Il n'était pas fier de ce qu'il était en train de faire. Il n'aurait pas dû la contacter mais il ne pouvait demander à personne d'autre. Elle ne fut pas longue à apparaître de l'autre côté du miroir ; elle était visiblement fatiguée — mais moins que King — et surprise qui l'appelle.
— Qu'est-ce qui se passe ? Demanda-t-elle, un peu tendue. Je ne peux pas rester longtemps !
— Je sais, je voulais juste te dire que j'ai peut-être repéré Pudding.
— Ah ! Bonne nouvelle ! Où est-elle ?
— Je ne sais pas exactement mais c'est possible qu'elle cherche à venir ici. Si tu la repères quelque part, aide-la à me rejoindre, d'accord ?
— Très bien.
Elle ne bougea pas d'un poil et semblait mourir d'envie de lui poser une question mais était trop gênée pour le faire. Il avait déjà une idée de ce qui la perturbait.
— Quoi ?
— Il y a des rumeurs qui circulent…
Gagné. Il n'avait pas du tout envie que sa sœur croit qu'il se payait du bon temps avec son prisonnier et devait mettre fin à tout ce que son imagination pouvait produire dès maintenant.
— Écoute, je ne sais pas ce qu'à dit Oven, mais tu sais comme moi qu'il ne faut jamais prendre ce qu'il dit pour argent comptant. Je n'ai pas passé la nuit avec King…
— Je sais, ricana-t-elle. Très franchement il n'a fait que répéter ce que tu lui as dit et c'est le reste de la famille à fait le calcul. Lui il n'a rien compris.

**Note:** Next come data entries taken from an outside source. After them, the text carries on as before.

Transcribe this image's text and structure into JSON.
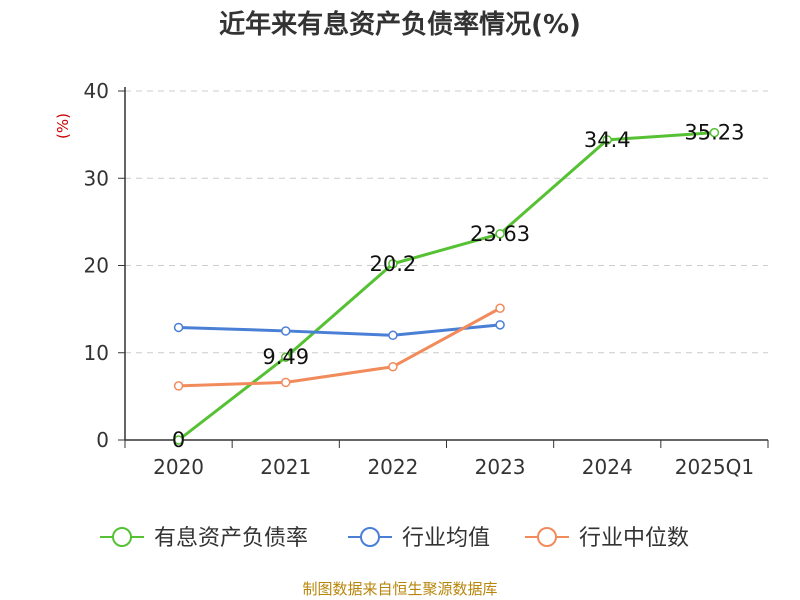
{
  "title": "近年来有息资产负债率情况(%)",
  "source": "制图数据来自恒生聚源数据库",
  "colors": {
    "axis": "#333333",
    "grid": "#cccccc",
    "unit": "#cc0000"
  },
  "chart_data": {
    "type": "line",
    "title": "近年来有息资产负债率情况(%)",
    "ylabel": "(%)",
    "categories": [
      "2020",
      "2021",
      "2022",
      "2023",
      "2024",
      "2025Q1"
    ],
    "y_ticks": [
      0,
      10,
      20,
      30,
      40
    ],
    "ylim": [
      0,
      40
    ],
    "grid": true,
    "legend_position": "bottom",
    "series": [
      {
        "name": "有息资产负债率",
        "color": "#55c133",
        "values": [
          0,
          9.49,
          20.2,
          23.63,
          34.4,
          35.23
        ],
        "labels": [
          "0",
          "9.49",
          "20.2",
          "23.63",
          "34.4",
          "35.23"
        ]
      },
      {
        "name": "行业均值",
        "color": "#4a7fd6",
        "values": [
          12.9,
          12.5,
          12.0,
          13.2,
          null,
          null
        ]
      },
      {
        "name": "行业中位数",
        "color": "#f28b5c",
        "values": [
          6.2,
          6.6,
          8.4,
          15.1,
          null,
          null
        ]
      }
    ]
  }
}
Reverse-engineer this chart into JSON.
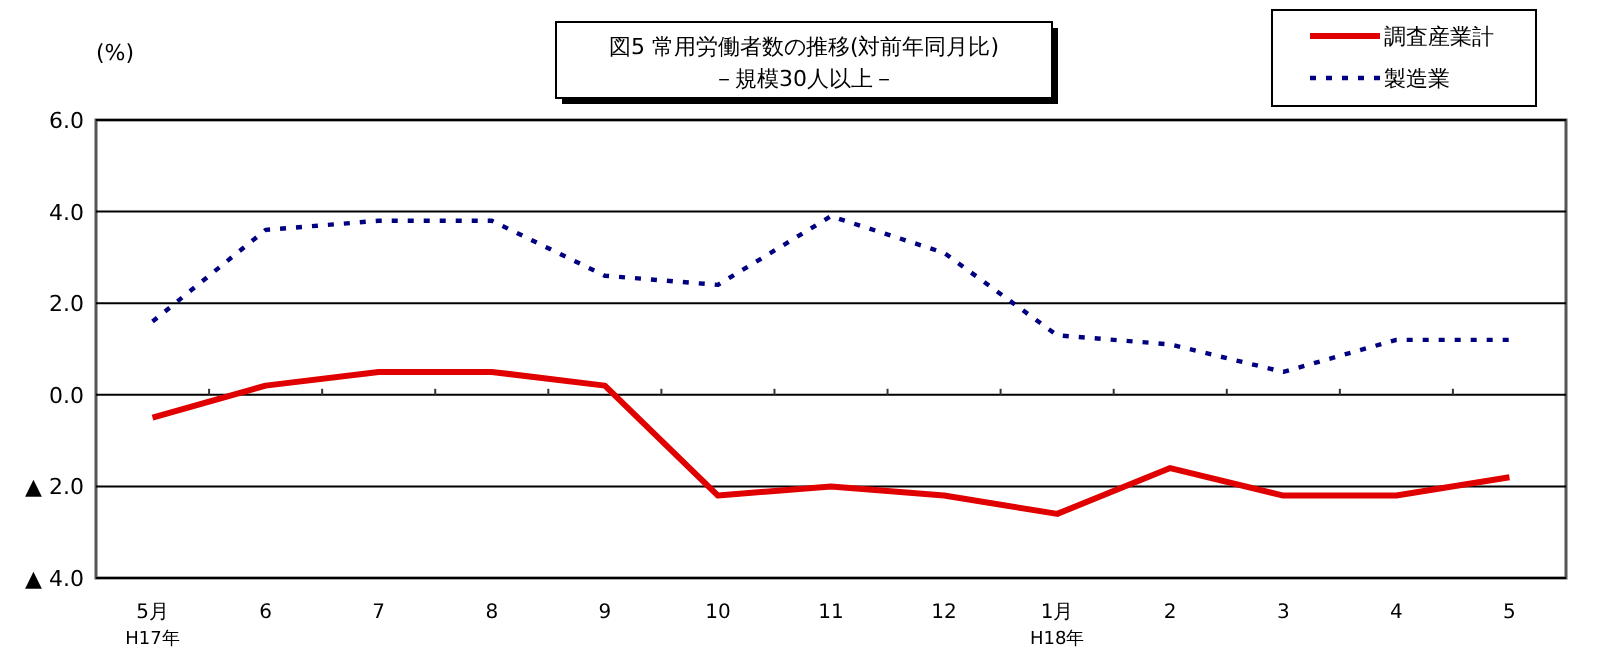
{
  "chart_data": {
    "type": "line",
    "title": "図5  常用労働者数の推移(対前年同月比)",
    "subtitle": "－規模30人以上－",
    "ylabel": "(%)",
    "categories": [
      "5月\nH17年",
      "6",
      "7",
      "8",
      "9",
      "10",
      "11",
      "12",
      "1月\nH18年",
      "2",
      "3",
      "4",
      "5"
    ],
    "series": [
      {
        "name": "調査産業計",
        "color": "#e00000",
        "line_style": "solid",
        "values": [
          -0.5,
          0.2,
          0.5,
          0.5,
          0.2,
          -2.2,
          -2.0,
          -2.2,
          -2.6,
          -1.6,
          -2.2,
          -2.2,
          -1.8
        ]
      },
      {
        "name": "製造業",
        "color": "#000080",
        "line_style": "dotted",
        "values": [
          1.6,
          3.6,
          3.8,
          3.8,
          2.6,
          2.4,
          3.9,
          3.1,
          1.3,
          1.1,
          0.5,
          1.2,
          1.2
        ]
      }
    ],
    "ylim": [
      -4,
      6
    ],
    "yticks": [
      {
        "value": 6,
        "label": "6.0"
      },
      {
        "value": 4,
        "label": "4.0"
      },
      {
        "value": 2,
        "label": "2.0"
      },
      {
        "value": 0,
        "label": "0.0"
      },
      {
        "value": -2,
        "label": "▲ 2.0"
      },
      {
        "value": -4,
        "label": "▲ 4.0"
      }
    ],
    "grid": "y",
    "legend": "top right",
    "marker": "none"
  }
}
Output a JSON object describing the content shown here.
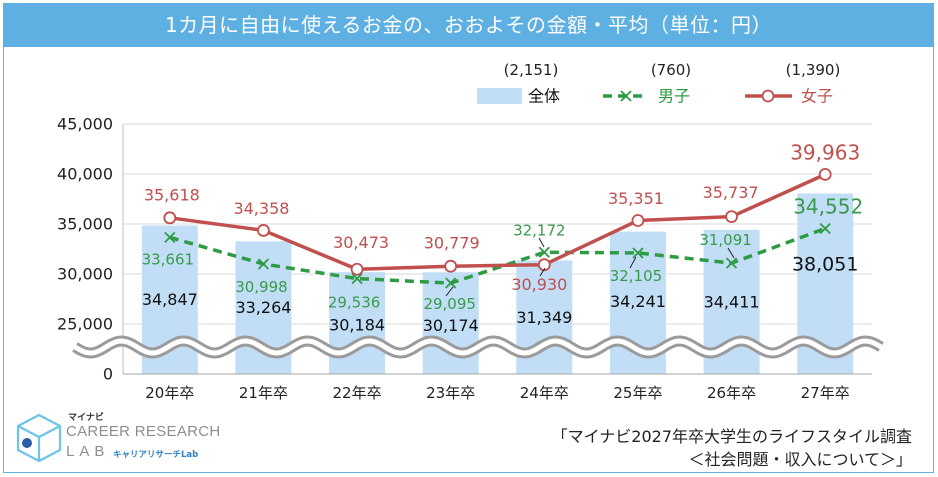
{
  "chart_data": {
    "type": "bar",
    "title": "1カ月に自由に使えるお金の、おおよその金額・平均（単位：円）",
    "categories": [
      "20年卒",
      "21年卒",
      "22年卒",
      "23年卒",
      "24年卒",
      "25年卒",
      "26年卒",
      "27年卒"
    ],
    "xlabel": "",
    "ylabel": "",
    "ylim": [
      25000,
      45000
    ],
    "axis_break": [
      0,
      25000
    ],
    "yticks": [
      0,
      25000,
      30000,
      35000,
      40000,
      45000
    ],
    "grid": true,
    "legend_position": "top-right",
    "series": [
      {
        "name": "全体",
        "n": "(2,151)",
        "type": "bar",
        "color": "#c2def6",
        "values": [
          34847,
          33264,
          30184,
          30174,
          31349,
          34241,
          34411,
          38051
        ]
      },
      {
        "name": "男子",
        "n": "(760)",
        "type": "line",
        "dashed": true,
        "marker": "x-marker-icon",
        "color": "#2e9b45",
        "values": [
          33661,
          30998,
          29536,
          29095,
          32172,
          32105,
          31091,
          34552
        ]
      },
      {
        "name": "女子",
        "n": "(1,390)",
        "type": "line",
        "dashed": false,
        "marker": "circle-marker-icon",
        "color": "#c0504d",
        "values": [
          35618,
          34358,
          30473,
          30779,
          30930,
          35351,
          35737,
          39963
        ]
      }
    ]
  },
  "logo": {
    "brand_small": "マイナビ",
    "line1": "CAREER RESEARCH",
    "line2": "LAB",
    "sub": "キャリアリサーチLab",
    "icon": "cube-logo-icon"
  },
  "source": {
    "line1": "「マイナビ2027年卒大学生のライフスタイル調査",
    "line2": "＜社会問題・収入について＞」"
  },
  "colors": {
    "title_band": "#5fb0e2",
    "frame": "#62b2e3",
    "logo_blue": "#2e7fc8",
    "gridline": "#d9d9d9"
  }
}
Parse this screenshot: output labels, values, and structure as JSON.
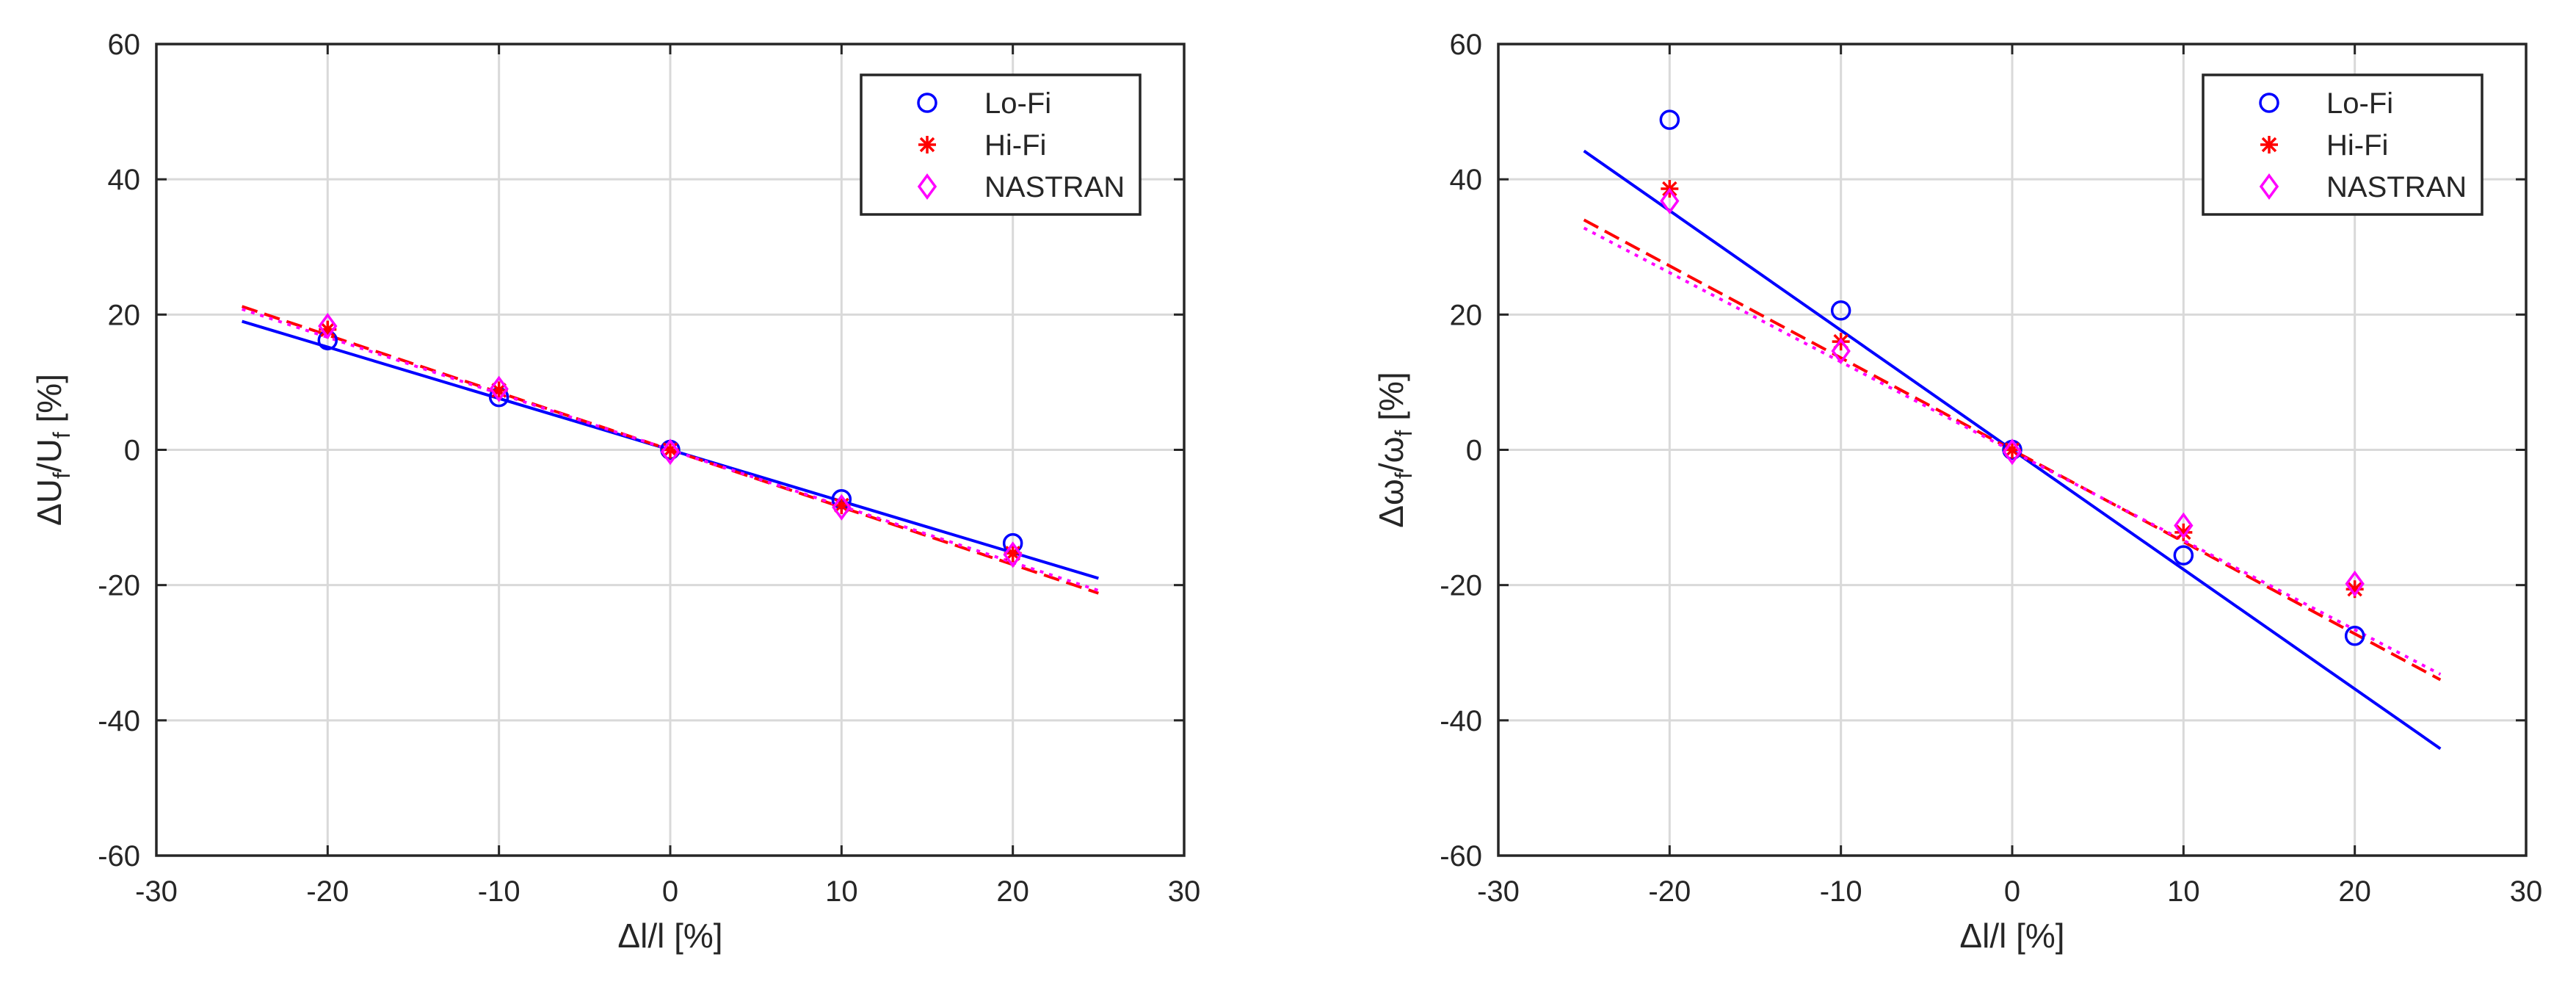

Il ne savait pas quoi faire de cette information mais il savait parfaitement que ça lui retomberait dessus tôt ou tard. Qu'est-ce qui lui avait pris de ne pas réfléchir à son mensonge.
— Mais justement, tu as menti, n'est-ce pas ? C'est bien lui qu'on a vu … exploser notre salle de réunion. Qu'est-ce qui s'est passé ?
Il baissa les yeux. Il n'avait aucune bonne excuse à présenter, c'était lui qui l'avait amené là. Ils avaient été exposé au danger par sa faute et même si Brûlée était une sœur incroyable qui l'avait toujours soutenu, il se sentait honteux à l'idée de lui révéler qu'il n'en avait pas voulu à King d'avoir fait ce que lui n'avait jamais eu le cran de faire en mettant le feu à leurs disputes incessantes.
— C'est ma faute, déclara-t-il simplement. Mais ça ne se reproduira pas, ne t'en fais pas.
— Mmh, tu as de la chance que je ne puisse pas rester, marmonna-t-elle. Je finirai pas te tirer les vers du nez.
Elle disparut aussitôt.
Elle n'avait pas dit un mot sur la prétendue disparition de Mama. Elle n'était pas plus inquiète que lui sur la question. Il n'était pas le seul à ne rien ressentir et sa culpabilité s'en trouva soulagée. Même s'il savait que c'étaient les années de règne de Mama qui les avait rendus aussi prompts à croire qu'elle ne disparaîtrait jamais.
Il avait espéré lui demander de jeter un petit coup d'œil à ce que faisait King dans la forêt mais suite à ses petits sous-entendus, il avait choisi de la boucler. Ce n'était pas la peine d'éveiller plus de soupçons. Il n'osait même pas imaginer ce que racontaient ses adelphes dans son dos en ce moment. Heureusement que King ne l'avait pas mal pris, ça aurait été pire de le mettre en colère.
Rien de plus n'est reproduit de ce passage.